Abstract

This thesis presents an investigation into pathomechanisms of hip osteoarthritis (OA) associated with cam-type femoroacetabular impingement (FAI). OA involves degeneration of the articular cartilage layer and subchondral sclerosis, although the pathomechanism is not completely understood.

Subchondral sclerosis was investigated using three dimensional quantitative computed tomography. Bone density around the acetabulum and at the femoral head-neck junction was measured in subjects with cam-type deformities with and without symptoms, and compared to normal controls. Cartilage degeneration was assessed in osteochondral biopsies of patients undergoing surgical correction of FAI and compared to control specimens. The mechanical properties were determined by optimization of a finite element simulation combined with in vitro indentation stress relaxation data. The cartilage region was modelled as a fibril-reinforced poroelastic (FRPE) material to mimic the macromolecular and water content of the tissue. The effects of degenerative changes in bone and cartilage properties on cartilage stresses and pressure were investigated in an axisymmetric finite element model of the hip.

BMD was higher in subjects with cam deformities, regardless of symptomatic status, by up to 40%. The largest differences were seen in the antero-superior region of the acetabulum where impingement is expected to occur. On the femoral side, subchondral BMD was higher in the deformity compared to the peripheral bearing region of control subjects.
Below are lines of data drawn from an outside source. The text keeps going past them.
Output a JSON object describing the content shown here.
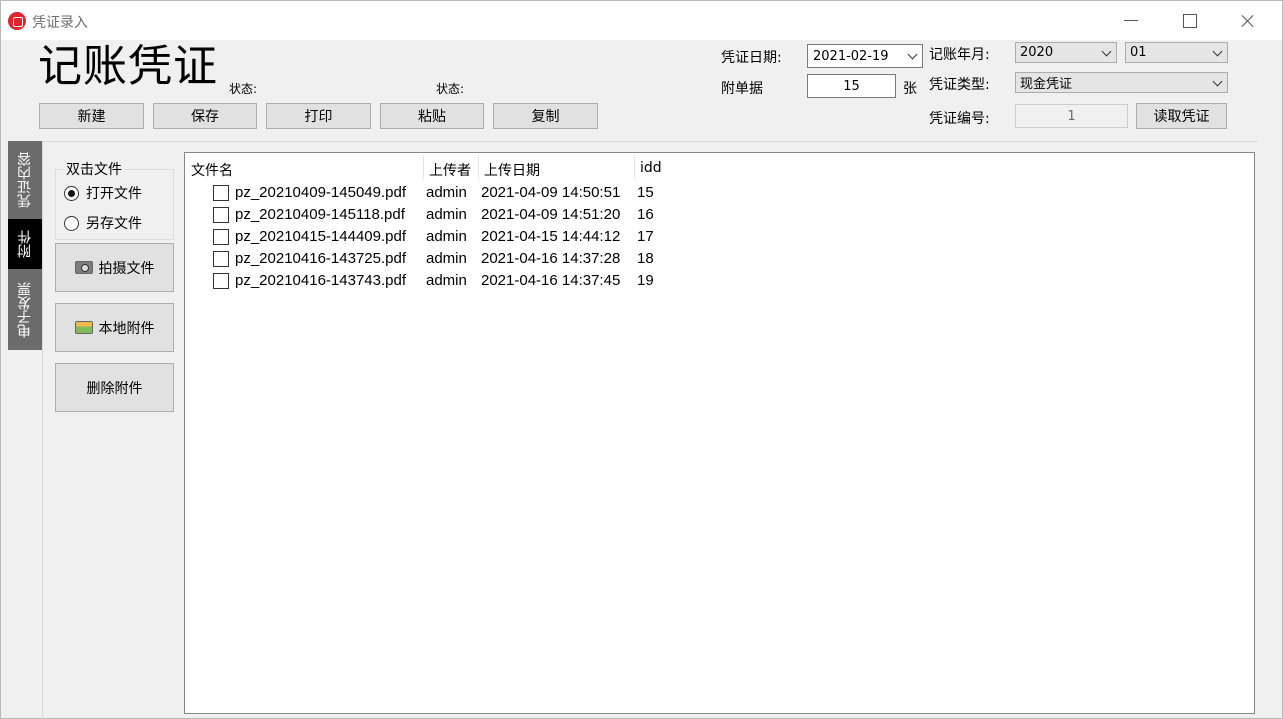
{
  "window": {
    "title": "凭证录入"
  },
  "header": {
    "big_title": "记账凭证",
    "status_label_1": "状态:",
    "status_label_2": "状态:",
    "buttons": {
      "new": "新建",
      "save": "保存",
      "print": "打印",
      "paste": "粘贴",
      "copy": "复制"
    },
    "voucher_date_label": "凭证日期:",
    "voucher_date_value": "2021-02-19",
    "attachment_label": "附单据",
    "attachment_count": "15",
    "attachment_unit": "张",
    "ledger_period_label": "记账年月:",
    "ledger_year": "2020",
    "ledger_month": "01",
    "voucher_type_label": "凭证类型:",
    "voucher_type_value": "现金凭证",
    "voucher_no_label": "凭证编号:",
    "voucher_no_value": "1",
    "read_voucher_button": "读取凭证"
  },
  "side_tabs": {
    "content": "凭证内容",
    "attachments": "附件",
    "e_invoice": "电子发票"
  },
  "left_panel": {
    "group_label": "双击文件",
    "radio_open": "打开文件",
    "radio_save_as": "另存文件",
    "radio_selected": "open",
    "capture_button": "拍摄文件",
    "local_button": "本地附件",
    "delete_button": "删除附件"
  },
  "file_list": {
    "columns": [
      "文件名",
      "上传者",
      "上传日期",
      "idd"
    ],
    "rows": [
      {
        "name": "pz_20210409-145049.pdf",
        "uploader": "admin",
        "date": "2021-04-09 14:50:51",
        "idd": "15",
        "checked": false
      },
      {
        "name": "pz_20210409-145118.pdf",
        "uploader": "admin",
        "date": "2021-04-09 14:51:20",
        "idd": "16",
        "checked": false
      },
      {
        "name": "pz_20210415-144409.pdf",
        "uploader": "admin",
        "date": "2021-04-15 14:44:12",
        "idd": "17",
        "checked": false
      },
      {
        "name": "pz_20210416-143725.pdf",
        "uploader": "admin",
        "date": "2021-04-16 14:37:28",
        "idd": "18",
        "checked": false
      },
      {
        "name": "pz_20210416-143743.pdf",
        "uploader": "admin",
        "date": "2021-04-16 14:37:45",
        "idd": "19",
        "checked": false
      }
    ]
  }
}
Cartilage from the cam deformity exhibited a non-fibrillar modulus approximately 80% lower than normal cartilage, and permeability was an order of magnitude higher. The non-fibrillar modulus and permeability were explained by the lower proteoglycan content.

Simulated cartilage degeneration resulted in increased cartilage consolidation in an axisymmetric model of the hi p. Lower stiffness of the components was offset by higher strains, resulting in cartilage stresses and fluid pressure similar to the healthy model. Increased subchondral stiffness resulted in higher non-fibrillar compressive stresses, fluid pressure and tangential fibril stress. Increased volumetric compressive strain was found due to cartilage degeneration as well as increased bone stiffness.

These results support the hypothesis that subchondral sclerosis plays an important early role in OA degeneration and may be a disease potentiator. OA treatments that target only cartilage may have minimal efficacy and should address sclerotic bone changes.